The system is in a high‑energy, unstable state.

Drift Detection#

  • Δ from previous vector: large
  • Category: macro drift

Transition Detection#

  • Previous: Fragment / Drift
  • Current: Cascade / Cascade
  • Trigger: attention spike + cadence acceleration
  • Severity: 0.87

This is a high‑severity structural transition.

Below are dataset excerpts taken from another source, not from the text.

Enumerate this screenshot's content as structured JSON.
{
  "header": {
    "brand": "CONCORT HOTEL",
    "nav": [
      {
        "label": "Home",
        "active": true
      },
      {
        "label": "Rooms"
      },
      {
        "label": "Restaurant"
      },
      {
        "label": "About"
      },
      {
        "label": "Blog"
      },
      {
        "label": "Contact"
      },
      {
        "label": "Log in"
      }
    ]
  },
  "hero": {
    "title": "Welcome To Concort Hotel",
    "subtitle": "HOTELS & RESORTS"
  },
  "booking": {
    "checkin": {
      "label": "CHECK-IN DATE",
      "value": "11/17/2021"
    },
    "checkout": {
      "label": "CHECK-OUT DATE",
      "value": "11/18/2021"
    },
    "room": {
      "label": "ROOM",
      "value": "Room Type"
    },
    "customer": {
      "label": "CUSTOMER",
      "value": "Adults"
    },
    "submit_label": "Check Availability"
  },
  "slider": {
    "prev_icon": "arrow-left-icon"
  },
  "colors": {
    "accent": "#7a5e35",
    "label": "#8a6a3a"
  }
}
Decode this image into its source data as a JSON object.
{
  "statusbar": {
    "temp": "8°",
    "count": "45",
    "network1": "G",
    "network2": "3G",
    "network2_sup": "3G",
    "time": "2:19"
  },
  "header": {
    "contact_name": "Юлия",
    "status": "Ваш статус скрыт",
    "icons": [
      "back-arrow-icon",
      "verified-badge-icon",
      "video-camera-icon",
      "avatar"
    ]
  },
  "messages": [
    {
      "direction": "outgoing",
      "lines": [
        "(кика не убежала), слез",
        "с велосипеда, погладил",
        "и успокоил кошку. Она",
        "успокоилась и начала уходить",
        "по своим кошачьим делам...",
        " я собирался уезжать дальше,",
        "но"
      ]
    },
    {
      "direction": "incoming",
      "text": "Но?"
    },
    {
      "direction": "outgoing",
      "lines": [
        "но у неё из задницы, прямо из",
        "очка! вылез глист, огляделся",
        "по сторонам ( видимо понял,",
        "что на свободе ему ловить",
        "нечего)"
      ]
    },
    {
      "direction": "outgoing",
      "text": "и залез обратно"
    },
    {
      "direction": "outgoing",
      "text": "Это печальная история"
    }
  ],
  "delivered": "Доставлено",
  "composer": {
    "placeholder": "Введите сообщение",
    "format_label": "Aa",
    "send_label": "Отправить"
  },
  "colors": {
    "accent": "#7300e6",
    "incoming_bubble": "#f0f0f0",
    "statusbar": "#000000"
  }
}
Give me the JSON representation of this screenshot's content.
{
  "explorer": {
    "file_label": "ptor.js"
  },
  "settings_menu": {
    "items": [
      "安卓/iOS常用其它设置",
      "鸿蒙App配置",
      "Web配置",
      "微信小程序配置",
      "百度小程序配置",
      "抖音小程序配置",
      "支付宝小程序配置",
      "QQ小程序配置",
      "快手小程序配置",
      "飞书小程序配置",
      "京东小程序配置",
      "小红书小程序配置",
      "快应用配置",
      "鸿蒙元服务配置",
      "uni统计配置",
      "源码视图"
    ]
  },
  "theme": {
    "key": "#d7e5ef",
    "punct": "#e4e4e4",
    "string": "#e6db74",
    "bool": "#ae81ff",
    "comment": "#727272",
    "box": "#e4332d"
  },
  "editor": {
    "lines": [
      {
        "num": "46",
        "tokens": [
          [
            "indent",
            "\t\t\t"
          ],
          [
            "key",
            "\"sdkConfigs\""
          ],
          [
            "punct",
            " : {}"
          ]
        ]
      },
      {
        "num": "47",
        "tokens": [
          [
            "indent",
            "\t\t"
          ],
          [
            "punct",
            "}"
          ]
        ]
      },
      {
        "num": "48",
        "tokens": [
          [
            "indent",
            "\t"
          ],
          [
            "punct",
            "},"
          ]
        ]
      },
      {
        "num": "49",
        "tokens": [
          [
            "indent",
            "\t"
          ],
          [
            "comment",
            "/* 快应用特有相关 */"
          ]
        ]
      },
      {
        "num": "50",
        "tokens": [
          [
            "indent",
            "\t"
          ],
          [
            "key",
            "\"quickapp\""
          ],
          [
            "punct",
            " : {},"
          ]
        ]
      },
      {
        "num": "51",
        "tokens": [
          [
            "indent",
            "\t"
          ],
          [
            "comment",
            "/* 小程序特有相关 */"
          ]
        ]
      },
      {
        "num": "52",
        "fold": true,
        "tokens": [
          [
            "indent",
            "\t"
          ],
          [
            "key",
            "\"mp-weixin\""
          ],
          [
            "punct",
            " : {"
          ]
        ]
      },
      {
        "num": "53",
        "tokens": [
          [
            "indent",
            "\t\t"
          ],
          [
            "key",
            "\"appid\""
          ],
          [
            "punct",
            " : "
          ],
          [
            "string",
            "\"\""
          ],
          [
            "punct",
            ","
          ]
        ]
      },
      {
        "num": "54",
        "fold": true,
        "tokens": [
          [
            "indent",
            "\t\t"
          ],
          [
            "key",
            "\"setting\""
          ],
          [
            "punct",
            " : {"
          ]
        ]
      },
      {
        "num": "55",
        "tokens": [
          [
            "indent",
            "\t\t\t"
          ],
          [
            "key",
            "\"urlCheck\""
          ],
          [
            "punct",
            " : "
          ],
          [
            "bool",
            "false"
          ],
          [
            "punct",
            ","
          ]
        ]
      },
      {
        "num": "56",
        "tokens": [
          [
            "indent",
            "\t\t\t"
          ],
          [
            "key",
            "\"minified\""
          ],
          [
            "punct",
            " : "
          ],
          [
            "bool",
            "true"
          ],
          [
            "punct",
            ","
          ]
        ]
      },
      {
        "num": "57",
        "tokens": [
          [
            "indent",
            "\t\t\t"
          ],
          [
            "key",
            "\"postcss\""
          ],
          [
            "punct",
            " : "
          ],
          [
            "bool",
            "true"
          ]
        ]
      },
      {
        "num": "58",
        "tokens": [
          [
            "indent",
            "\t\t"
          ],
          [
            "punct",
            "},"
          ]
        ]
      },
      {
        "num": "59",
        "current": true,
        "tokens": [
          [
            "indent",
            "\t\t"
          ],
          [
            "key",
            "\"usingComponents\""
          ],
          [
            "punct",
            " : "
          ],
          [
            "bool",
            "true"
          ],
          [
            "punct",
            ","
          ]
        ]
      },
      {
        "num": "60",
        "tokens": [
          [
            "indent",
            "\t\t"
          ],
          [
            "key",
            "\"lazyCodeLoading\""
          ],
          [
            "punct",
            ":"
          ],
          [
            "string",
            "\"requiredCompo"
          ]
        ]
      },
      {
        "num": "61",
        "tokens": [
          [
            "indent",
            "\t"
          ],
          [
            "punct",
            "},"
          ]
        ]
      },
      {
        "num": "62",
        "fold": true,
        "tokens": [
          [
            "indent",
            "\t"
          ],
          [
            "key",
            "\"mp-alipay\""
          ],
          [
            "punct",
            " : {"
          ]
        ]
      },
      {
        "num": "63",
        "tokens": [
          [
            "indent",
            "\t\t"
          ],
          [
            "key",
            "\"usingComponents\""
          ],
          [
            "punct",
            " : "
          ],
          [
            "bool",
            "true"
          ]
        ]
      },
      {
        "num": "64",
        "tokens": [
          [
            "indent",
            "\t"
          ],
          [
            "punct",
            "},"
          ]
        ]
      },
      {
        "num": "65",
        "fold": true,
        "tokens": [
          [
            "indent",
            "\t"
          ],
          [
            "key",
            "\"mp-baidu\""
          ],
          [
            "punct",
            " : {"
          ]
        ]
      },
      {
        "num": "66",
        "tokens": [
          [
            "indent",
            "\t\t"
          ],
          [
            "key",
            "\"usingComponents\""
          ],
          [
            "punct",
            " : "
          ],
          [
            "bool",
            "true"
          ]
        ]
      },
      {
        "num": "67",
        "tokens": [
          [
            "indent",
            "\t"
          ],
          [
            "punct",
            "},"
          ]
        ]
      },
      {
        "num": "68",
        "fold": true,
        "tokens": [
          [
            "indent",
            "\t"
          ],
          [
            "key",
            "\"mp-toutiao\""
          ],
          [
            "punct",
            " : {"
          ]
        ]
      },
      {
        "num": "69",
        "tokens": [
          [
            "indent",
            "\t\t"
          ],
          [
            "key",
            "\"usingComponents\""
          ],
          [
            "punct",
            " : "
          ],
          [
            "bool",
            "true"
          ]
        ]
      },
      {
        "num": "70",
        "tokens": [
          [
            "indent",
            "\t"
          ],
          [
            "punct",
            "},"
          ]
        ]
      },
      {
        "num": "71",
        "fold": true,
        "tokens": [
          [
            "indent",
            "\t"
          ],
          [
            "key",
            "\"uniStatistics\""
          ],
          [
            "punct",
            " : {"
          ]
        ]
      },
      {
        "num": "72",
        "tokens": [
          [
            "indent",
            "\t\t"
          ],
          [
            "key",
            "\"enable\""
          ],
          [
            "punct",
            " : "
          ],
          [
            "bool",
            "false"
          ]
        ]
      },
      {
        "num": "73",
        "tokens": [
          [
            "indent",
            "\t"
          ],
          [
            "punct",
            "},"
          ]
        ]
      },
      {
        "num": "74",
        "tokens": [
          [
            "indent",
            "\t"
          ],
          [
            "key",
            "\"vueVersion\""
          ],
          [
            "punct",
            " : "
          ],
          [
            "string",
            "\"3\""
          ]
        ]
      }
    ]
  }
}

📗 Example 3 — Collapse Moving into Reconstruction#

Input Vector#

{
  S: 0.44,
  D: 0.39,
  A: 0.27,
  N: 0.36,
  T: 0.33
}

Invariant Evaluation#

  • Signal–Narrative Coherence: 0.41
  • Distribution–Attention Fit: 0.19
  • Temporal–Signal Stability: 0.22
  • Attention–Narrative Feedback: 0.28

Strain is decreasing across all invariants.

Basin Classification#

  • Closest basin: Reconstruction
  • Gate conditions: Satisfied
  • Distance: 0.17

The system is stabilizing and rebuilding.

Mode Determination#

  • Drift magnitude: 0.09 (micro drift)
  • Dominant invariant: Signal–Narrative Coherence
  • Mode: Reconstruction

The system is recovering from collapse.

Drift Detection#

  • Δ from previous vector: small
  • Category: micro drift

Transition Detection#

  • Previous: Collapse / Collapse
  • Current: Reconstruction / Reconstruction
  • Trigger: signal recovery + narrative stabilization
  • Severity: 0.33

A positive‑direction transition.


📕 Example 4 — Stagnation with Minimal Drift#

Input Vector#

{
  S: 0.31,
  D: 0.28,
  A: 0.12,
  N: 0.29,
  T: 0.14
}

Invariant Evaluation#

  • Signal–Narrative Coherence: 0.38
  • Distribution–Attention Fit: 0.09
  • Temporal–Signal Stability: 0.12
  • Attention–Narrative Feedback: 0.17

Low strain but also low energy.

Basin Classification#

  • Closest basin: Stagnation
  • Gate conditions: Satisfied
  • Distance: 0.13

Mode Determination#

  • Drift magnitude: 0.03 (micro drift)
  • Mode: Stable

The system is quiet, low‑energy, and structurally inert.

Drift Detection#

  • Category: micro drift

Transition Detection#

  • No transition detected
  • Trigger: none
  • Severity: 0.00

The system remains in Stagnation.


📓 Example 5 — Broadcast System Under Early Pressure#

Input Vector#

{
  S: 0.82,
  D: 0.91,
  A: 0.22,
  N: 0.87,
  T: 0.29
}

Invariant Evaluation#

  • Signal–Narrative Coherence: 0.08
  • Distribution–Attention Fit: 0.11
  • Temporal–Signal Stability: 0.14
  • Attention–Narrative Feedback: 0.09

Very low strain; system is stable.

Basin Classification#

  • Closest basin: Broadcast
  • Gate conditions: Satisfied
  • Distance: 0.07

Mode Determination#

  • Drift magnitude: 0.05
  • Mode: Stable

Drift Detection#

  • Category: micro drift

Transition Detection#

  • No transition
  • System remains stable

These examples give us a complete set of reference patterns for how the MSM Analyzer behaves across different structural conditions.